Azobenzene-Based Poly(ether-ketone)s with tunable alkylene spacers: synthesis, morphological, thermal characterization, and efficient dye adsorption

Abstract

A series of novel Poly(ether-ketone)s (PEK-6, PEK-8, and PEK-10) were successfully synthesized via a Friedel–Crafts polyacylation reaction using bisphenoxyalkane-based monomers with varying methylene spacer lengths (m = 6, 8, 10) and azobenzene-4,4’-dicarbonyl dichloride as the comonomer. The chemical structures of the monomers were confirmed by ¹H-NMR, ¹³C-NMR, FTIR, and mass spectrometry, while the polymers were characterized by FTIR, thermogravimetric analysis (TGA), scanning electron microscopy (SEM), and X-ray diffraction (XRD).
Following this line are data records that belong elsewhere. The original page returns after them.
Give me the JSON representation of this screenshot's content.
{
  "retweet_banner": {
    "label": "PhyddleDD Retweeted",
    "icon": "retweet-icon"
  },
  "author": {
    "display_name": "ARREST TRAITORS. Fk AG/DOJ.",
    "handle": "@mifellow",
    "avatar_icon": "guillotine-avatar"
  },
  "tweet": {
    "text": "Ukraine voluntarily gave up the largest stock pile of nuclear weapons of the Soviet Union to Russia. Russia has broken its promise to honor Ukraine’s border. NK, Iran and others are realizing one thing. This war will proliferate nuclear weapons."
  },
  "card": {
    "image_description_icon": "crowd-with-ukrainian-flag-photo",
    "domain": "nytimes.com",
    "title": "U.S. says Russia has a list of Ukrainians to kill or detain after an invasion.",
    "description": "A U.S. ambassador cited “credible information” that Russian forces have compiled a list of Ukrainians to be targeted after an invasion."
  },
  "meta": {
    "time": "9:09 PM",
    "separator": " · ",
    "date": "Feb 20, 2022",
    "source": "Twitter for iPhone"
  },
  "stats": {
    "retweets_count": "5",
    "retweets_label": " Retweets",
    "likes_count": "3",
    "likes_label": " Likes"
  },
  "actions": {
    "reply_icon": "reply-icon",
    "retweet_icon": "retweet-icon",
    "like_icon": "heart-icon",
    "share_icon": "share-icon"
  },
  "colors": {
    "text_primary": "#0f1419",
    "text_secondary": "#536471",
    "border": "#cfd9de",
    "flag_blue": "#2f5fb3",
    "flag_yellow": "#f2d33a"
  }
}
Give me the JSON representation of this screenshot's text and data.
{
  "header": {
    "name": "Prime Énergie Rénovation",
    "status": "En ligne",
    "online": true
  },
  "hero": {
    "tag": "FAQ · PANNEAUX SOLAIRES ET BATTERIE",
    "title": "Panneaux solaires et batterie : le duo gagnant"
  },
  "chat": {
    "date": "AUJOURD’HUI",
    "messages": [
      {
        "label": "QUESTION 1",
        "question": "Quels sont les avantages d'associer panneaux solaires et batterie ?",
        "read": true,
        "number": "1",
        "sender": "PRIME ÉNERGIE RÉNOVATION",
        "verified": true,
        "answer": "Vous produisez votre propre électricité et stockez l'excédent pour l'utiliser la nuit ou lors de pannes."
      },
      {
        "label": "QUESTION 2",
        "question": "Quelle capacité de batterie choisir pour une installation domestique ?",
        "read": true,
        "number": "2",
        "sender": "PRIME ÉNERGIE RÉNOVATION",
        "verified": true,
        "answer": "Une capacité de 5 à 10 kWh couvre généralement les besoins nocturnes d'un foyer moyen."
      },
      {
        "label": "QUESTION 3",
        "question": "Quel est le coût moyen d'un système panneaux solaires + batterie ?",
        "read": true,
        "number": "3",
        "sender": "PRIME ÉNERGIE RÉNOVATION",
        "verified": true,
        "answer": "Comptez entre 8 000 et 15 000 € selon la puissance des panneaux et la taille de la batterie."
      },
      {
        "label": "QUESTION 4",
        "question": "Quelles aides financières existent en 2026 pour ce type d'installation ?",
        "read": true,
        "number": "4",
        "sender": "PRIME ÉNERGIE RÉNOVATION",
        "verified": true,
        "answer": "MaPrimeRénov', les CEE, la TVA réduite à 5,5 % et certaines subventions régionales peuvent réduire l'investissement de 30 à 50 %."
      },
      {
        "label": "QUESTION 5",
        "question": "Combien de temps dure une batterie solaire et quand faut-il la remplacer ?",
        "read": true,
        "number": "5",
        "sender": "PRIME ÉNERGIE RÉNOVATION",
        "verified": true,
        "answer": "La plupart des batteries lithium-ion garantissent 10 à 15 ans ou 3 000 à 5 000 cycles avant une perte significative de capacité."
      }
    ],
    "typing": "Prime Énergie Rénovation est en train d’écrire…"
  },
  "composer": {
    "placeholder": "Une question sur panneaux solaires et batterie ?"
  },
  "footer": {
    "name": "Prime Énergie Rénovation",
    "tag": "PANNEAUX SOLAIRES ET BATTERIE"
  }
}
FTIR spectra confirmed the successful incorporation of carbonyl and ether groups into the polymer backbone. TGA analysis revealed that all polymers exhibited good thermal stability, though PEK-10 showed a lower onset degradation (T_d5 = 195 °C) compared to PEK-6 and PEK-8 (both with T_d5 = 307 °C). SEM images indicated significant morphological differences among the samples, with surface roughness increasing with longer alkyl chains. XRD analysis showed a predominantly amorphous nature. The dye adsorption potential of the synthesized PEKs was explored using methylene blue as a model dye. Time-dependent UV–Vis spectroscopic studies indicated significant differences in adsorption behavior between the polymers. PEK-10 exhibited excellent and sustained adsorption performance, with absorbance decreasing from 0.56 to 0.09 at 664 nm after 24 h, highlighting strong dye-polymer interaction and retention. In contrast, PEK-8 initially showed rapid adsorption (to 0.35 in 10 min) but was followed by gradual desorption over time, returning to 0.55 after 24 h. These findings underscore the impact of alkyl spacer length on the structural, thermal, and adsorption properties of PEKs and suggest PEK-10 as a promising candidate in environmental remediation, particularly for dye removal from aqueous systems.